ご存じですか?ライ症候群

ライ症候群は、インフルエンザや水痘などのウイルス感染後、アスピリンなどを服用している小児等に起こる、肝臓の脂肪沈着を伴う重篤な急性脳症のことです。成人のライ症候群は非常に稀で、かつ発病後2週間程度でほぼ完全に回復します。

通常、インフルエンザや水痘などのウイルス感染発症3~5日後に、混乱、けいれん、意識障害などの症状を認めます。血糖値は低下する一方、血中アンモニアは上昇します。同時に肝臓は脂肪沈着をきたし腫大し、脳浮腫が起こり、けいれん、意識障害を引き起こします。

正確な原因は不明ですが、脂肪酸代謝異常を有する小児のウイルス感染の治療にアスピリンを用いることで引き起こされると考えられています。予後は意識障害の程度や全身状態によりますが、生存患者の多くに様々な程度の永続的な脳障害の後遺症を認めます。一方、適切な診断治療がなされないと死に至ることも稀ではありません。

イギリスでは小児へのアスピリン使用に対する警告を行い、アスピリン使用薬品に警告ラベルを導入したところ、ライ症候群の発生率減少が認められました。英米では、19歳以下のインフルエンザや水痘罹患者には症状緩和目的にアスピリンを使用することは避けるべきと考えられています。
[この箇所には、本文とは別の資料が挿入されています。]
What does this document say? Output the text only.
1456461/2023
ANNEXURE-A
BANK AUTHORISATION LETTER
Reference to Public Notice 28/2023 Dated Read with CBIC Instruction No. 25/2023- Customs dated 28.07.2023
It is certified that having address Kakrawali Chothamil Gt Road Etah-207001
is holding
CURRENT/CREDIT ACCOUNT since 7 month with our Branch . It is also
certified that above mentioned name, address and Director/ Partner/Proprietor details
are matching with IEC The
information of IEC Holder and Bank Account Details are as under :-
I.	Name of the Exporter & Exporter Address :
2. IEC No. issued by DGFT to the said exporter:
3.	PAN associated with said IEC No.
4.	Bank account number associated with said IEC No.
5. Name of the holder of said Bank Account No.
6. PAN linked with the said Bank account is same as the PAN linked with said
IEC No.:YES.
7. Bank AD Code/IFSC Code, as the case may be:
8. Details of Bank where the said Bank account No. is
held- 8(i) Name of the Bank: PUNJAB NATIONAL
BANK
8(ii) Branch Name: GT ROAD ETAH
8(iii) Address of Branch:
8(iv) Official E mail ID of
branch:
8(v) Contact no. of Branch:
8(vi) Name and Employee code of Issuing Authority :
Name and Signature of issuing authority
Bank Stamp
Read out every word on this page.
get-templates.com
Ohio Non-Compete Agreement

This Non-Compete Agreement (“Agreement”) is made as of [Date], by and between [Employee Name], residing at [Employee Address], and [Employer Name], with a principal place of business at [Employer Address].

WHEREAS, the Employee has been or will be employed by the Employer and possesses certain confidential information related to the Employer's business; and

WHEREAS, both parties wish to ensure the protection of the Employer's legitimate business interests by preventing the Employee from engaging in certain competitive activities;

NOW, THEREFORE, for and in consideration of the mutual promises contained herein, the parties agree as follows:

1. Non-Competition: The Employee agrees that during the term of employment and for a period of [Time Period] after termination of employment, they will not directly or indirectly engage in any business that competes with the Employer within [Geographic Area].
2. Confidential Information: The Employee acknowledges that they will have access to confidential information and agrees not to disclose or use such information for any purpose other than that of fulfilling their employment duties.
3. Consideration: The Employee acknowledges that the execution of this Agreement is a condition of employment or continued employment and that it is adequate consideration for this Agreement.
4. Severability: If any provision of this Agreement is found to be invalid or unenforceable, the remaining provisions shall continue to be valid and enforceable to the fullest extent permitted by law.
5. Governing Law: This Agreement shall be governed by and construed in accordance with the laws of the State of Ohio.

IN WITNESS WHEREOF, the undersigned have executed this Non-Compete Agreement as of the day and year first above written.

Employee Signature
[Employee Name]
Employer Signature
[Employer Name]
インフルエンザや水痘感染による発熱疼痛に対しては、アセトアミノフェンやイブプロフェンが安全であるとされています。

我が国では解熱鎮痛剤の使用について、15歳未満のインフルエンザ、水痘の患者には原則として以下を投与しないとして、

  • サリチル酸系
  • ジクロフェナクナトリウム

また、小児のインフルエンザに伴う発熱に対して基本的に投与しないとして

  • メフェナム酸

を挙げています(http://idsc.nih.go.jp/disease/influenza/iencepha.html)。

 

さて、ここからが本題です。医療機関から処方されて、何故か余った医薬品を大切に保管されている方をお見受けしますが、発熱したからといって、そのような解熱鎮痛剤を安易に使われませんようにご注意ください。サリチル酸系には、アスピリン、バファリン、PL顆粒などが、ジクロフェナクナトリウムには、ボルタレンなどが、メフェナム酸には、ポンタールなどが含まれます。最近はジェネリック医薬品もあるので名前が違うからといって安心はできません。気軽に使った解熱鎮痛剤でインフルエンザ脳症が起きてしまうとも限らないので、必ず医療機関を受診し、処方された医薬品のみを使うようにしていただければと思います。